En janvier, le retraité ouvre son relevé de pension. Il voit le chiffre : +2,6 % cette année. Il se dit que c'est mieux que rien. Puis il reçoit l'avis de son propriétaire : le loyer monte de 5,9 %. Puis il fait son épicerie. Puis il se tait — parce que se plaindre à son âge, ça fait mauvaise figure.

C'est exactement sur ce silence que compte le système.

Les retraités s'appauvrissent en silence
Photo : Gil Bourhis

Le décrochage silencieux

Les pensions suivent l'Indice des prix à la consommation — une moyenne générale qui ne reflète pas le panier réel des aînés : plus de logement, plus de soins de santé, moins de transport.
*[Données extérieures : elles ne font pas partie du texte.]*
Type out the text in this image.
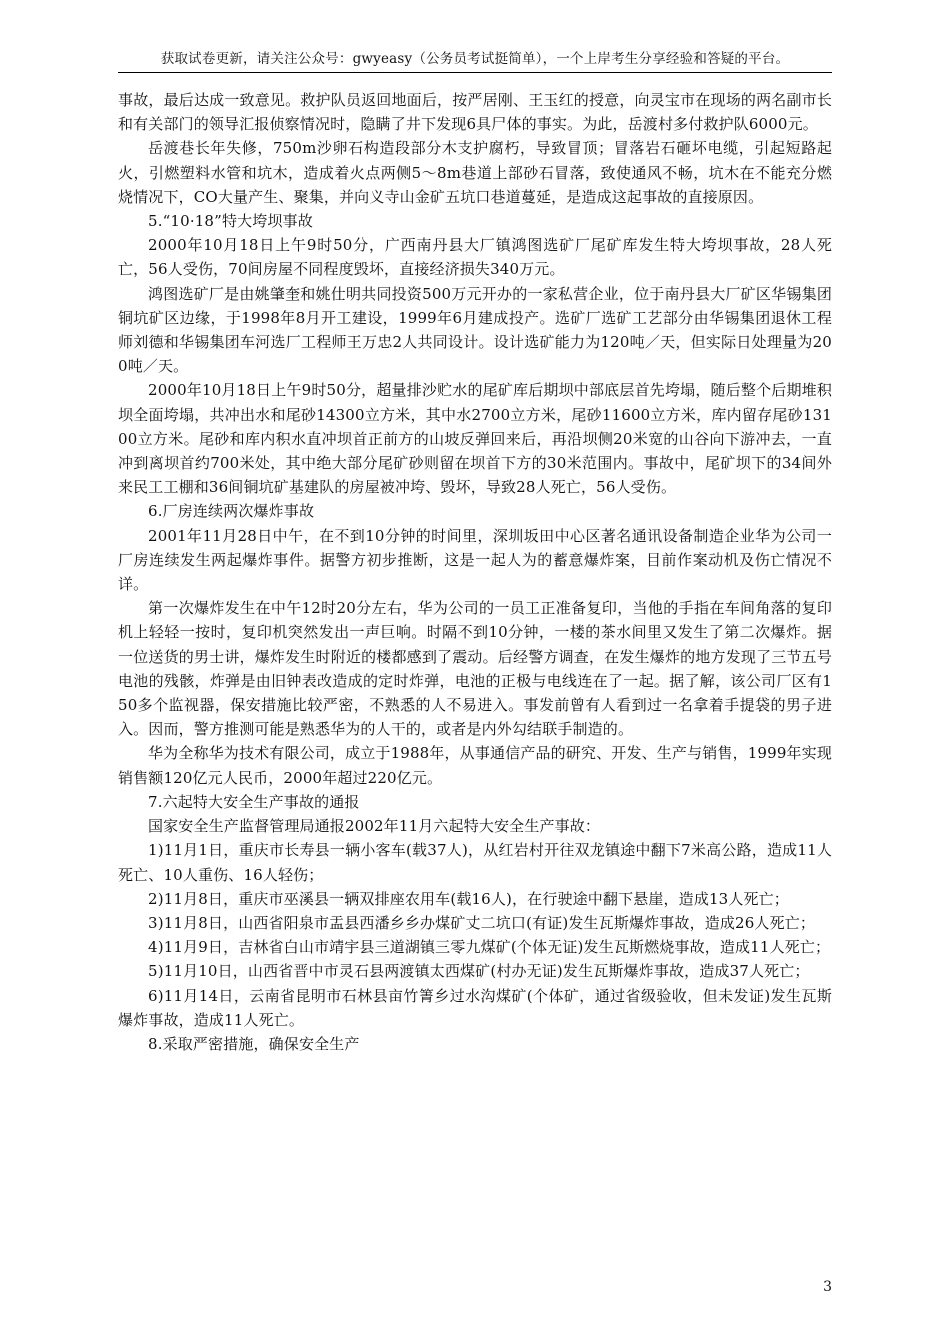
获取试卷更新，请关注公众号：gwyeasy（公务员考试挺简单），一个上岸考生分享经验和答疑的平台。

事故，最后达成一致意见。救护队员返回地面后，按严居刚、王玉红的授意，向灵宝市在现场的两名副市长和有关部门的领导汇报侦察情况时，隐瞒了井下发现6具尸体的事实。为此，岳渡村多付救护队6000元。

岳渡巷长年失修，750m沙卵石构造段部分木支护腐朽，导致冒顶；冒落岩石砸坏电缆，引起短路起火，引燃塑料水管和坑木，造成着火点两侧5～8m巷道上部砂石冒落，致使通风不畅，坑木在不能充分燃烧情况下，CO大量产生、聚集，并向义寺山金矿五坑口巷道蔓延，是造成这起事故的直接原因。

5.“10·18”特大垮坝事故

2000年10月18日上午9时50分，广西南丹县大厂镇鸿图选矿厂尾矿库发生特大垮坝事故，28人死亡，56人受伤，70间房屋不同程度毁坏，直接经济损失340万元。

鸿图选矿厂是由姚肇奎和姚仕明共同投资500万元开办的一家私营企业，位于南丹县大厂矿区华锡集团铜坑矿区边缘，于1998年8月开工建设，1999年6月建成投产。选矿厂选矿工艺部分由华锡集团退休工程师刘德和华锡集团车河选厂工程师王万忠2人共同设计。设计选矿能力为120吨／天，但实际日处理量为200吨／天。

2000年10月18日上午9时50分，超量排沙贮水的尾矿库后期坝中部底层首先垮塌，随后整个后期堆积坝全面垮塌，共冲出水和尾砂14300立方米，其中水2700立方米，尾砂11600立方米，库内留存尾砂13100立方米。尾砂和库内积水直冲坝首正前方的山坡反弹回来后，再沿坝侧20米宽的山谷向下游冲去，一直冲到离坝首约700米处，其中绝大部分尾矿砂则留在坝首下方的30米范围内。事故中，尾矿坝下的34间外来民工工棚和36间铜坑矿基建队的房屋被冲垮、毁坏，导致28人死亡，56人受伤。

6.厂房连续两次爆炸事故

2001年11月28日中午，在不到10分钟的时间里，深圳坂田中心区著名通讯设备制造企业华为公司一厂房连续发生两起爆炸事件。据警方初步推断，这是一起人为的蓄意爆炸案，目前作案动机及伤亡情况不详。

第一次爆炸发生在中午12时20分左右，华为公司的一员工正准备复印，当他的手指在车间角落的复印机上轻轻一按时，复印机突然发出一声巨响。时隔不到10分钟，一楼的茶水间里又发生了第二次爆炸。据一位送货的男士讲，爆炸发生时附近的楼都感到了震动。后经警方调查，在发生爆炸的地方发现了三节五号电池的残骸，炸弹是由旧钟表改造成的定时炸弹，电池的正极与电线连在了一起。据了解，该公司厂区有150多个监视器，保安措施比较严密，不熟悉的人不易进入。事发前曾有人看到过一名拿着手提袋的男子进入。因而，警方推测可能是熟悉华为的人干的，或者是内外勾结联手制造的。

华为全称华为技术有限公司，成立于1988年，从事通信产品的研究、开发、生产与销售，1999年实现销售额120亿元人民币，2000年超过220亿元。

7.六起特大安全生产事故的通报

国家安全生产监督管理局通报2002年11月六起特大安全生产事故：

1)11月1日，重庆市长寿县一辆小客车(载37人)，从红岩村开往双龙镇途中翻下7米高公路，造成11人死亡、10人重伤、16人轻伤；

2)11月8日，重庆市巫溪县一辆双排座农用车(载16人)，在行驶途中翻下悬崖，造成13人死亡；

3)11月8日，山西省阳泉市盂县西潘乡乡办煤矿丈二坑口(有证)发生瓦斯爆炸事故，造成26人死亡；

4)11月9日，吉林省白山市靖宇县三道湖镇三零九煤矿(个体无证)发生瓦斯燃烧事故，造成11人死亡；

5)11月10日，山西省晋中市灵石县两渡镇太西煤矿(村办无证)发生瓦斯爆炸事故，造成37人死亡；

6)11月14日，云南省昆明市石林县亩竹箐乡过水沟煤矿(个体矿，通过省级验收，但未发证)发生瓦斯爆炸事故，造成11人死亡。

8.采取严密措施，确保安全生产

3
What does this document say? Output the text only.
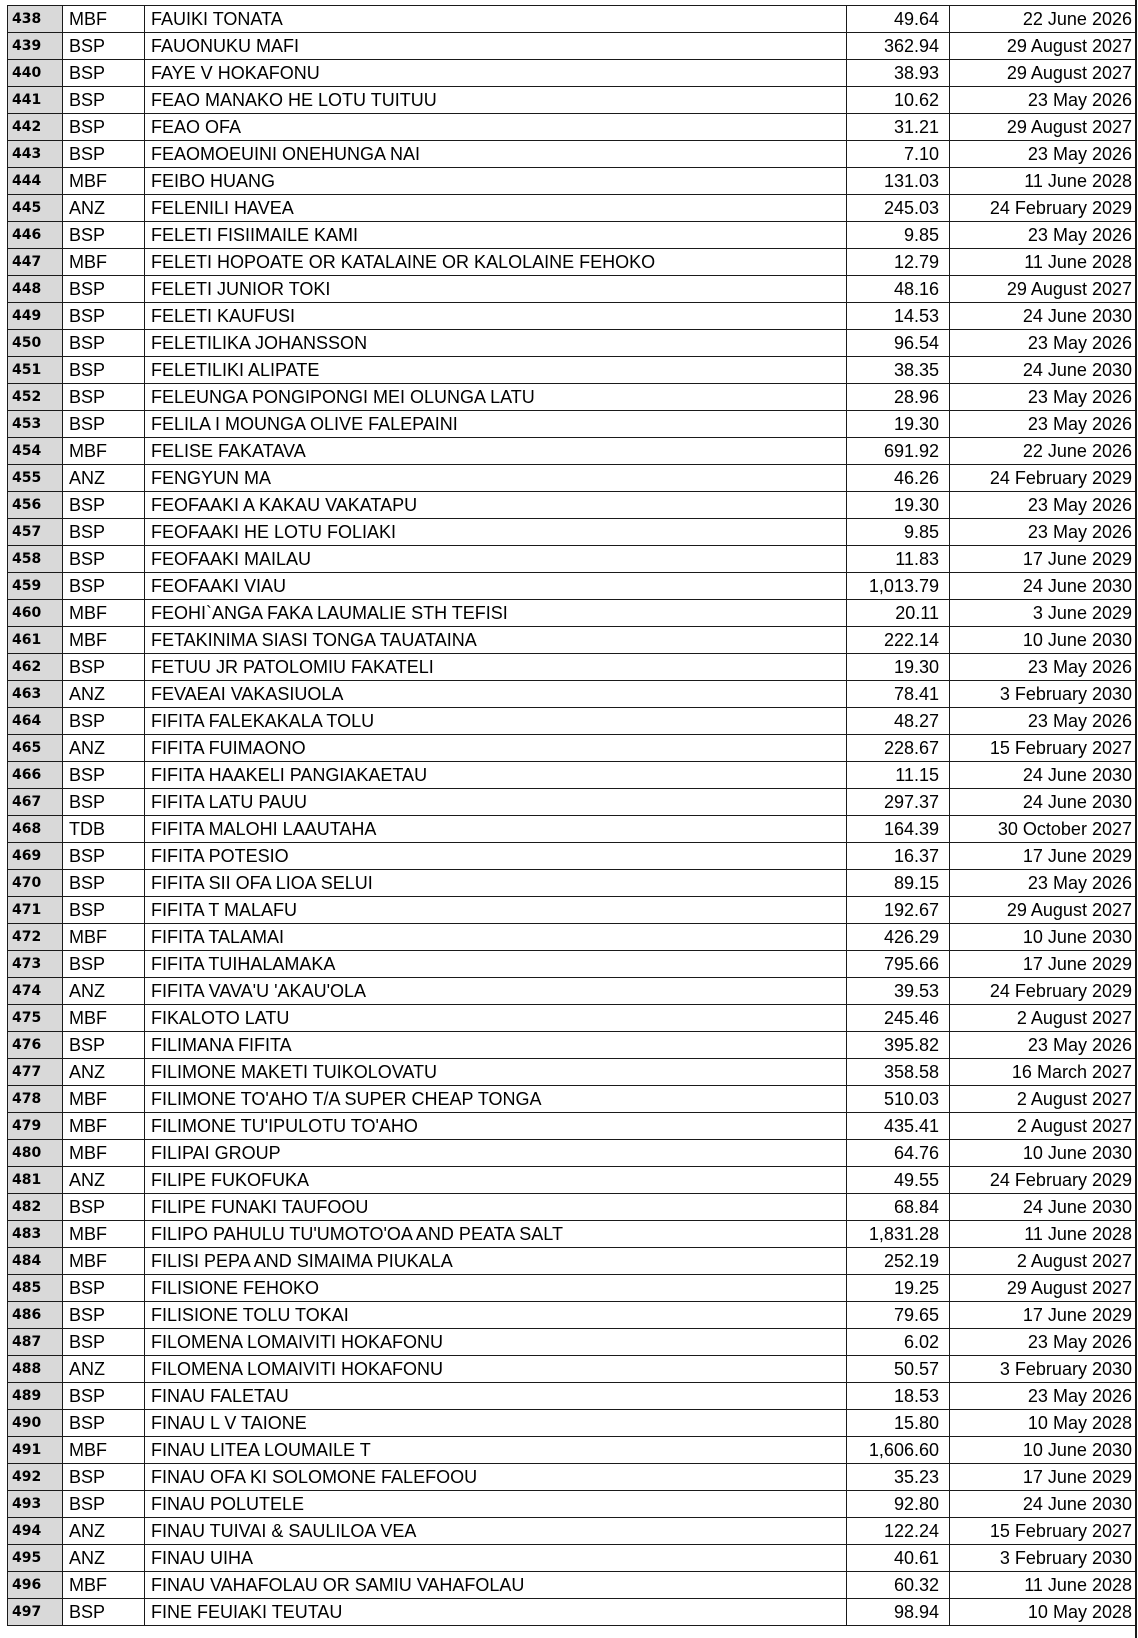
438	MBF	FAUIKI TONATA	49.64	22 June 2026
439	BSP	FAUONUKU MAFI	362.94	29 August 2027
440	BSP	FAYE V HOKAFONU	38.93	29 August 2027
441	BSP	FEAO MANAKO HE LOTU TUITUU	10.62	23 May 2026
442	BSP	FEAO OFA	31.21	29 August 2027
443	BSP	FEAOMOEUINI ONEHUNGA NAI	7.10	23 May 2026
444	MBF	FEIBO HUANG	131.03	11 June 2028
445	ANZ	FELENILI HAVEA	245.03	24 February 2029
446	BSP	FELETI FISIIMAILE KAMI	9.85	23 May 2026
447	MBF	FELETI HOPOATE OR KATALAINE OR KALOLAINE FEHOKO	12.79	11 June 2028
448	BSP	FELETI JUNIOR TOKI	48.16	29 August 2027
449	BSP	FELETI KAUFUSI	14.53	24 June 2030
450	BSP	FELETILIKA JOHANSSON	96.54	23 May 2026
451	BSP	FELETILIKI ALIPATE	38.35	24 June 2030
452	BSP	FELEUNGA PONGIPONGI MEI OLUNGA LATU	28.96	23 May 2026
453	BSP	FELILA I MOUNGA OLIVE FALEPAINI	19.30	23 May 2026
454	MBF	FELISE FAKATAVA	691.92	22 June 2026
455	ANZ	FENGYUN MA	46.26	24 February 2029
456	BSP	FEOFAAKI A KAKAU VAKATAPU	19.30	23 May 2026
457	BSP	FEOFAAKI HE LOTU FOLIAKI	9.85	23 May 2026
458	BSP	FEOFAAKI MAILAU	11.83	17 June 2029
459	BSP	FEOFAAKI VIAU	1,013.79	24 June 2030
460	MBF	FEOHI`ANGA FAKA LAUMALIE STH TEFISI	20.11	3 June 2029
461	MBF	FETAKINIMA SIASI TONGA TAUATAINA	222.14	10 June 2030
462	BSP	FETUU JR PATOLOMIU FAKATELI	19.30	23 May 2026
463	ANZ	FEVAEAI VAKASIUOLA	78.41	3 February 2030
464	BSP	FIFITA FALEKAKALA TOLU	48.27	23 May 2026
465	ANZ	FIFITA FUIMAONO	228.67	15 February 2027
466	BSP	FIFITA HAAKELI PANGIAKAETAU	11.15	24 June 2030
467	BSP	FIFITA LATU PAUU	297.37	24 June 2030
468	TDB	FIFITA MALOHI LAAUTAHA	164.39	30 October 2027
469	BSP	FIFITA POTESIO	16.37	17 June 2029
470	BSP	FIFITA SII OFA LIOA SELUI	89.15	23 May 2026
471	BSP	FIFITA T MALAFU	192.67	29 August 2027
472	MBF	FIFITA TALAMAI	426.29	10 June 2030
473	BSP	FIFITA TUIHALAMAKA	795.66	17 June 2029
474	ANZ	FIFITA VAVA'U 'AKAU'OLA	39.53	24 February 2029
475	MBF	FIKALOTO LATU	245.46	2 August 2027
476	BSP	FILIMANA FIFITA	395.82	23 May 2026
477	ANZ	FILIMONE MAKETI TUIKOLOVATU	358.58	16 March 2027
478	MBF	FILIMONE TO'AHO T/A SUPER CHEAP TONGA	510.03	2 August 2027
479	MBF	FILIMONE TU'IPULOTU TO'AHO	435.41	2 August 2027
480	MBF	FILIPAI GROUP	64.76	10 June 2030
481	ANZ	FILIPE FUKOFUKA	49.55	24 February 2029
482	BSP	FILIPE FUNAKI TAUFOOU	68.84	24 June 2030
483	MBF	FILIPO PAHULU TU'UMOTO'OA AND PEATA SALT	1,831.28	11 June 2028
484	MBF	FILISI PEPA AND SIMAIMA PIUKALA	252.19	2 August 2027
485	BSP	FILISIONE FEHOKO	19.25	29 August 2027
486	BSP	FILISIONE TOLU TOKAI	79.65	17 June 2029
487	BSP	FILOMENA LOMAIVITI HOKAFONU	6.02	23 May 2026
488	ANZ	FILOMENA LOMAIVITI HOKAFONU	50.57	3 February 2030
489	BSP	FINAU FALETAU	18.53	23 May 2026
490	BSP	FINAU L V TAIONE	15.80	10 May 2028
491	MBF	FINAU LITEA LOUMAILE T	1,606.60	10 June 2030
492	BSP	FINAU OFA KI SOLOMONE FALEFOOU	35.23	17 June 2029
493	BSP	FINAU POLUTELE	92.80	24 June 2030
494	ANZ	FINAU TUIVAI & SAULILOA VEA	122.24	15 February 2027
495	ANZ	FINAU UIHA	40.61	3 February 2030
496	MBF	FINAU VAHAFOLAU OR SAMIU VAHAFOLAU	60.32	11 June 2028
497	BSP	FINE FEUIAKI TEUTAU	98.94	10 May 2028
Ce sont précisément les postes où l'inflation a frappé le plus fort.

« Chaque année où la pension prend du retard sur le coût réel de la vie, ce retard est permanent. Il s'accumule comme une dette que personne ne reconnaît. »

Pendant ce temps, les travailleurs ont des leviers : négociation, grève, mobilité. Le retraité n'en a aucun.

Le poids politique qu'on n'a pas

Les aînés votent massivement. Pourtant aucun parti ne propose de mécanisme structurel pour protéger leur pouvoir d'achat. Les organismes comme la FADOQ ou l'AQDR font un travail sérieux — mais ils ne peuvent pas déclencher une grève ni créer une crise politique.

Les partis savent que les retraités se plaindront… et voteront quand même.

Ce n'est pas une fatalité

L'appauvrissement progressif des retraités n'est pas une loi de la nature. C'est le résultat de choix politiques qui se renouvellent chaque année, discrètement. Une société qui s'enrichit collectivement peut décider de protéger ceux qui l'ont bâtie.

Elle choisit de ne pas le faire.

Tant que les retraités resteront silencieux, ce choix continuera de se prendre sans eux.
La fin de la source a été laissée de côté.